Don Lewis of EdgeWave provided the following consumer tips to Threatpost:
- Never respond to emails from booking sites you’ve not dealt with or heard of before. Don’t click on the emails, but open a new browser search in new window and verify the legitimacy of the site, as well as check their online reviews in other places. If the offer seems too good to be true, it probably is… verify the offer via other means if needed.

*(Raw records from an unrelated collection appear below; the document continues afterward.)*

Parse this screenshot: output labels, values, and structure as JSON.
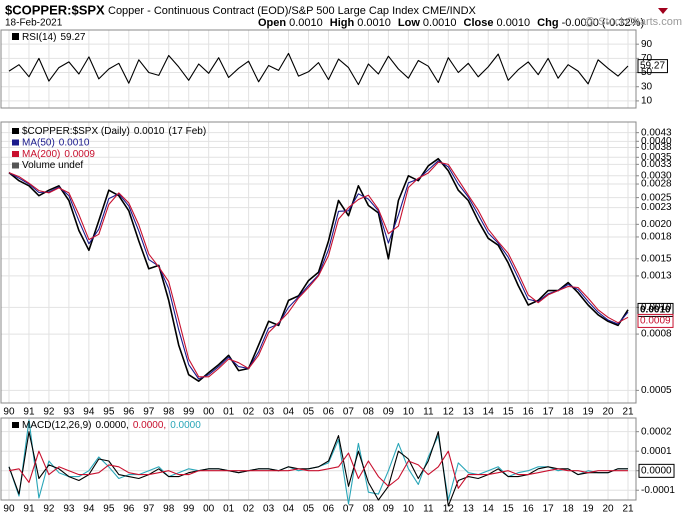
{
  "header": {
    "symbol": "$COPPER:$SPX",
    "description": "Copper - Continuous Contract (EOD)/S&P 500 Large Cap Index CME/INDX",
    "date": "18-Feb-2021",
    "quote": [
      {
        "label": "Open",
        "value": "0.0010"
      },
      {
        "label": "High",
        "value": "0.0010"
      },
      {
        "label": "Low",
        "value": "0.0010"
      },
      {
        "label": "Close",
        "value": "0.0010"
      },
      {
        "label": "Chg",
        "value": "-0.0000 (-0.32%)"
      }
    ],
    "watermark": "@ StockCharts.com"
  },
  "chart_data": [
    {
      "type": "line",
      "label": "RSI(14)",
      "grid": true,
      "x": [
        1990,
        1990.5,
        1991,
        1991.5,
        1992,
        1992.5,
        1993,
        1993.5,
        1994,
        1994.5,
        1995,
        1995.5,
        1996,
        1996.5,
        1997,
        1997.5,
        1998,
        1998.5,
        1999,
        1999.5,
        2000,
        2000.5,
        2001,
        2001.5,
        2002,
        2002.5,
        2003,
        2003.5,
        2004,
        2004.5,
        2005,
        2005.5,
        2006,
        2006.5,
        2007,
        2007.5,
        2008,
        2008.5,
        2009,
        2009.5,
        2010,
        2010.5,
        2011,
        2011.5,
        2012,
        2012.5,
        2013,
        2013.5,
        2014,
        2014.5,
        2015,
        2015.5,
        2016,
        2016.5,
        2017,
        2017.5,
        2018,
        2018.5,
        2019,
        2019.5,
        2020,
        2020.5,
        2021
      ],
      "xlim": [
        1989.6,
        2021.4
      ],
      "series": [
        {
          "color": "#000000",
          "legend_value": "59.27",
          "values": [
            52,
            61,
            44,
            70,
            38,
            57,
            65,
            48,
            72,
            41,
            55,
            63,
            35,
            68,
            50,
            46,
            74,
            58,
            39,
            62,
            49,
            71,
            43,
            56,
            66,
            37,
            60,
            53,
            77,
            45,
            51,
            64,
            40,
            69,
            57,
            33,
            62,
            48,
            73,
            55,
            42,
            67,
            59,
            36,
            71,
            50,
            63,
            44,
            58,
            76,
            39,
            54,
            65,
            47,
            70,
            42,
            61,
            52,
            34,
            68,
            56,
            45,
            59.27
          ]
        }
      ],
      "ylim": [
        0,
        110
      ],
      "yticks": [
        90,
        70,
        50,
        30,
        10
      ]
    },
    {
      "type": "line",
      "log_scale": true,
      "grid": true,
      "volume_legend": "Volume undef",
      "x": [
        1990,
        1990.5,
        1991,
        1991.5,
        1992,
        1992.5,
        1993,
        1993.5,
        1994,
        1994.5,
        1995,
        1995.5,
        1996,
        1996.5,
        1997,
        1997.5,
        1998,
        1998.5,
        1999,
        1999.5,
        2000,
        2000.5,
        2001,
        2001.5,
        2002,
        2002.5,
        2003,
        2003.5,
        2004,
        2004.5,
        2005,
        2005.5,
        2006,
        2006.5,
        2007,
        2007.5,
        2008,
        2008.5,
        2009,
        2009.5,
        2010,
        2010.5,
        2011,
        2011.5,
        2012,
        2012.5,
        2013,
        2013.5,
        2014,
        2014.5,
        2015,
        2015.5,
        2016,
        2016.5,
        2017,
        2017.5,
        2018,
        2018.5,
        2019,
        2019.5,
        2020,
        2020.5,
        2021
      ],
      "xlim": [
        1989.6,
        2021.4
      ],
      "xticks": [
        {
          "value": 1990,
          "label": "90"
        },
        {
          "value": 1991,
          "label": "91"
        },
        {
          "value": 1992,
          "label": "92"
        },
        {
          "value": 1993,
          "label": "93"
        },
        {
          "value": 1994,
          "label": "94"
        },
        {
          "value": 1995,
          "label": "95"
        },
        {
          "value": 1996,
          "label": "96"
        },
        {
          "value": 1997,
          "label": "97"
        },
        {
          "value": 1998,
          "label": "98"
        },
        {
          "value": 1999,
          "label": "99"
        },
        {
          "value": 2000,
          "label": "00"
        },
        {
          "value": 2001,
          "label": "01"
        },
        {
          "value": 2002,
          "label": "02"
        },
        {
          "value": 2003,
          "label": "03"
        },
        {
          "value": 2004,
          "label": "04"
        },
        {
          "value": 2005,
          "label": "05"
        },
        {
          "value": 2006,
          "label": "06"
        },
        {
          "value": 2007,
          "label": "07"
        },
        {
          "value": 2008,
          "label": "08"
        },
        {
          "value": 2009,
          "label": "09"
        },
        {
          "value": 2010,
          "label": "10"
        },
        {
          "value": 2011,
          "label": "11"
        },
        {
          "value": 2012,
          "label": "12"
        },
        {
          "value": 2013,
          "label": "13"
        },
        {
          "value": 2014,
          "label": "14"
        },
        {
          "value": 2015,
          "label": "15"
        },
        {
          "value": 2016,
          "label": "16"
        },
        {
          "value": 2017,
          "label": "17"
        },
        {
          "value": 2018,
          "label": "18"
        },
        {
          "value": 2019,
          "label": "19"
        },
        {
          "value": 2020,
          "label": "20"
        },
        {
          "value": 2021,
          "label": "21"
        }
      ],
      "series": [
        {
          "name": "$COPPER:$SPX (Daily)",
          "color": "#000000",
          "last_label": "0.0010",
          "legend_date": "(17 Feb)",
          "values": [
            0.00308,
            0.00288,
            0.00276,
            0.00254,
            0.00266,
            0.00276,
            0.00244,
            0.0019,
            0.00161,
            0.00206,
            0.00266,
            0.00254,
            0.00224,
            0.00174,
            0.00138,
            0.00142,
            0.00106,
            0.00073,
            0.00057,
            0.00054,
            0.00058,
            0.00062,
            0.00067,
            0.00059,
            0.0006,
            0.00073,
            0.00089,
            0.00086,
            0.00106,
            0.0011,
            0.00125,
            0.00134,
            0.00174,
            0.00244,
            0.00215,
            0.00276,
            0.00234,
            0.0022,
            0.0015,
            0.00244,
            0.003,
            0.00288,
            0.00326,
            0.00346,
            0.00313,
            0.00266,
            0.00244,
            0.00206,
            0.00178,
            0.00168,
            0.00145,
            0.0012,
            0.00102,
            0.00106,
            0.00115,
            0.00115,
            0.00123,
            0.00113,
            0.00102,
            0.00094,
            0.00089,
            0.00086,
            0.00098
          ]
        },
        {
          "name": "MA(50)",
          "color": "#1a1a8c",
          "legend_value": "0.0010",
          "values": [
            0.00308,
            0.00294,
            0.0028,
            0.00261,
            0.00262,
            0.00273,
            0.00254,
            0.00206,
            0.0017,
            0.00192,
            0.00248,
            0.00258,
            0.00233,
            0.00189,
            0.00149,
            0.00141,
            0.00117,
            0.00083,
            0.00062,
            0.00055,
            0.00057,
            0.00061,
            0.00066,
            0.00061,
            0.0006,
            0.00069,
            0.00084,
            0.00087,
            0.001,
            0.00109,
            0.0012,
            0.00131,
            0.00162,
            0.00223,
            0.00224,
            0.00258,
            0.00247,
            0.00224,
            0.00171,
            0.00216,
            0.00283,
            0.00292,
            0.00315,
            0.0034,
            0.00323,
            0.0028,
            0.00251,
            0.00217,
            0.00186,
            0.00171,
            0.00152,
            0.00128,
            0.00107,
            0.00105,
            0.00112,
            0.00115,
            0.00121,
            0.00116,
            0.00105,
            0.00096,
            0.0009,
            0.00087,
            0.00096
          ]
        },
        {
          "name": "MA(200)",
          "color": "#c8102e",
          "legend_value": "0.0009",
          "values": [
            0.00308,
            0.00298,
            0.00282,
            0.00265,
            0.0026,
            0.00271,
            0.0026,
            0.00217,
            0.00176,
            0.00184,
            0.00236,
            0.0026,
            0.00239,
            0.00199,
            0.00156,
            0.0014,
            0.00124,
            0.0009,
            0.00065,
            0.00056,
            0.00056,
            0.0006,
            0.00065,
            0.00063,
            0.0006,
            0.00067,
            0.00081,
            0.00088,
            0.00096,
            0.00108,
            0.00118,
            0.0013,
            0.00154,
            0.00209,
            0.0023,
            0.00246,
            0.00255,
            0.00227,
            0.00185,
            0.00197,
            0.00272,
            0.00294,
            0.00307,
            0.00336,
            0.0033,
            0.0029,
            0.00255,
            0.00225,
            0.00192,
            0.00173,
            0.00157,
            0.00133,
            0.00111,
            0.00104,
            0.00111,
            0.00115,
            0.00119,
            0.00118,
            0.00108,
            0.00098,
            0.00092,
            0.00088,
            0.00092
          ]
        }
      ],
      "ylim": [
        0.00045,
        0.0047
      ],
      "yticks": [
        0.0043,
        {
          "value": 0.004,
          "label": "0.0040"
        },
        0.0038,
        0.0035,
        0.0033,
        {
          "value": 0.003,
          "label": "0.0030"
        },
        0.0028,
        0.0025,
        0.0023,
        {
          "value": 0.002,
          "label": "0.0020"
        },
        0.0018,
        0.0015,
        0.0013,
        {
          "value": 0.001,
          "label": "0.0010"
        },
        0.0008,
        0.0005
      ]
    },
    {
      "type": "line",
      "label": "MACD(12,26,9)",
      "grid": true,
      "x": [
        1990,
        1990.5,
        1991,
        1991.5,
        1992,
        1992.5,
        1993,
        1993.5,
        1994,
        1994.5,
        1995,
        1995.5,
        1996,
        1996.5,
        1997,
        1997.5,
        1998,
        1998.5,
        1999,
        1999.5,
        2000,
        2000.5,
        2001,
        2001.5,
        2002,
        2002.5,
        2003,
        2003.5,
        2004,
        2004.5,
        2005,
        2005.5,
        2006,
        2006.5,
        2007,
        2007.5,
        2008,
        2008.5,
        2009,
        2009.5,
        2010,
        2010.5,
        2011,
        2011.5,
        2012,
        2012.5,
        2013,
        2013.5,
        2014,
        2014.5,
        2015,
        2015.5,
        2016,
        2016.5,
        2017,
        2017.5,
        2018,
        2018.5,
        2019,
        2019.5,
        2020,
        2020.5,
        2021
      ],
      "xlim": [
        1989.6,
        2021.4
      ],
      "xticks": [
        {
          "value": 1990,
          "label": "90"
        },
        {
          "value": 1991,
          "label": "91"
        },
        {
          "value": 1992,
          "label": "92"
        },
        {
          "value": 1993,
          "label": "93"
        },
        {
          "value": 1994,
          "label": "94"
        },
        {
          "value": 1995,
          "label": "95"
        },
        {
          "value": 1996,
          "label": "96"
        },
        {
          "value": 1997,
          "label": "97"
        },
        {
          "value": 1998,
          "label": "98"
        },
        {
          "value": 1999,
          "label": "99"
        },
        {
          "value": 2000,
          "label": "00"
        },
        {
          "value": 2001,
          "label": "01"
        },
        {
          "value": 2002,
          "label": "02"
        },
        {
          "value": 2003,
          "label": "03"
        },
        {
          "value": 2004,
          "label": "04"
        },
        {
          "value": 2005,
          "label": "05"
        },
        {
          "value": 2006,
          "label": "06"
        },
        {
          "value": 2007,
          "label": "07"
        },
        {
          "value": 2008,
          "label": "08"
        },
        {
          "value": 2009,
          "label": "09"
        },
        {
          "value": 2010,
          "label": "10"
        },
        {
          "value": 2011,
          "label": "11"
        },
        {
          "value": 2012,
          "label": "12"
        },
        {
          "value": 2013,
          "label": "13"
        },
        {
          "value": 2014,
          "label": "14"
        },
        {
          "value": 2015,
          "label": "15"
        },
        {
          "value": 2016,
          "label": "16"
        },
        {
          "value": 2017,
          "label": "17"
        },
        {
          "value": 2018,
          "label": "18"
        },
        {
          "value": 2019,
          "label": "19"
        },
        {
          "value": 2020,
          "label": "20"
        },
        {
          "value": 2021,
          "label": "21"
        }
      ],
      "series": [
        {
          "color": "#2aa6b8",
          "legend_value": "0.0000",
          "values": [
            2e-05,
            -0.00013,
            0.00026,
            -0.00014,
            5e-05,
            -1e-05,
            -3e-05,
            -3e-05,
            0,
            7e-05,
            2e-05,
            -4e-05,
            -2e-05,
            -2e-05,
            0,
            2e-05,
            -3e-05,
            -1e-05,
            1e-05,
            0,
            1e-05,
            1e-05,
            0,
            -1e-05,
            0,
            1e-05,
            1e-05,
            0,
            2e-05,
            0,
            1e-05,
            2e-05,
            4e-05,
            0.00016,
            -0.00017,
            0.00014,
            -0.00011,
            -0.00012,
            0,
            0.00014,
            1e-05,
            -7e-05,
            7e-05,
            0.00018,
            -0.00015,
            4e-05,
            -1e-05,
            -2e-05,
            0,
            2e-05,
            -3e-05,
            -1e-05,
            0,
            2e-05,
            2e-05,
            0,
            1e-05,
            -2e-05,
            0,
            -1e-05,
            -1e-05,
            1e-05,
            1e-05
          ]
        },
        {
          "color": "#000000",
          "legend_value": "0.0000,",
          "values": [
            2e-05,
            -0.00012,
            0.0002,
            -4e-05,
            3e-05,
            1e-05,
            -3e-05,
            -5e-05,
            -2e-05,
            6e-05,
            5e-05,
            -2e-05,
            -3e-05,
            -4e-05,
            -2e-05,
            1e-05,
            -3e-05,
            -3e-05,
            -1e-05,
            0,
            1e-05,
            1e-05,
            0,
            -1e-05,
            0,
            1e-05,
            1e-05,
            0,
            2e-05,
            1e-05,
            1e-05,
            2e-05,
            5e-05,
            0.00018,
            -8e-05,
            0.0001,
            -6e-05,
            -0.00015,
            -8e-05,
            0.0001,
            6e-05,
            -4e-05,
            5e-05,
            0.0002,
            -0.00018,
            -5e-05,
            -3e-05,
            -4e-05,
            -2e-05,
            1e-05,
            -3e-05,
            -3e-05,
            -2e-05,
            1e-05,
            2e-05,
            1e-05,
            1e-05,
            -2e-05,
            -1e-05,
            -1e-05,
            -1e-05,
            1e-05,
            1e-05
          ]
        },
        {
          "color": "#c8102e",
          "legend_value": "0.0000,",
          "values": [
            0,
            1e-05,
            -6e-05,
            0.0001,
            -2e-05,
            2e-05,
            0,
            -2e-05,
            -2e-05,
            -1e-05,
            3e-05,
            2e-05,
            -1e-05,
            -2e-05,
            -2e-05,
            -1e-05,
            0,
            -2e-05,
            -2e-05,
            0,
            0,
            0,
            0,
            0,
            0,
            0,
            0,
            0,
            0,
            1e-05,
            0,
            0,
            1e-05,
            2e-05,
            9e-05,
            -4e-05,
            5e-05,
            -3e-05,
            -8e-05,
            -4e-05,
            5e-05,
            3e-05,
            -2e-05,
            2e-05,
            0.0001,
            -9e-05,
            -2e-05,
            -2e-05,
            -2e-05,
            -1e-05,
            0,
            -2e-05,
            -2e-05,
            -1e-05,
            0,
            1e-05,
            0,
            0,
            -1e-05,
            0,
            0,
            0,
            0
          ]
        }
      ],
      "ylim": [
        -0.00015,
        0.00027
      ],
      "yticks": [
        0.0002,
        0.0001,
        {
          "value": 0,
          "label": "0.0000"
        },
        -0.0001
      ]
    }
  ]
}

- If you believe you’re receiving an email from a booking site that you have worked with before but the email is asking you to complete an action that appears odd, based on timing or what they are asking, take time to validate the request via other methods. For example, if you get an email asking to update your profile or provide credit-card information, do not give it. If they already have a profile built with your personal information and credit-card information, it would be highly unlikely they would email you asking for this information again. Take the time to verify with them separately before completing any online forms simply because they asked for it. This also applies to other scams where you’re notified that your reservation has been changed or cancelled. Instead of clicking on an email with this information, go to the website directly and login to see if your reservations are intact. If you’re unsure, email their support team or call them directly to verify.
- If you’re going to make a new booking and you have already vetted the online site, before submitting any information, make sure the web session is secure (i.e. that it’s a secured form in HTTPS): ensure that a green padlock is visible in the top left-hand corner of the navigation bar when you’re prompted to enter financial details.
- Don’t set your account passwords for travel sites to be the same as your email or banking sites. Always keep these passwords separate and change them every few months, or sooner if you think you could have been compromised.
- Finally, report suspicious emails and phishing sites to US-CERT at this link. The more people are educated and aware of the latest scams, the more they can take action quicker to be protected, thus minimizing the damage that the hacker can do.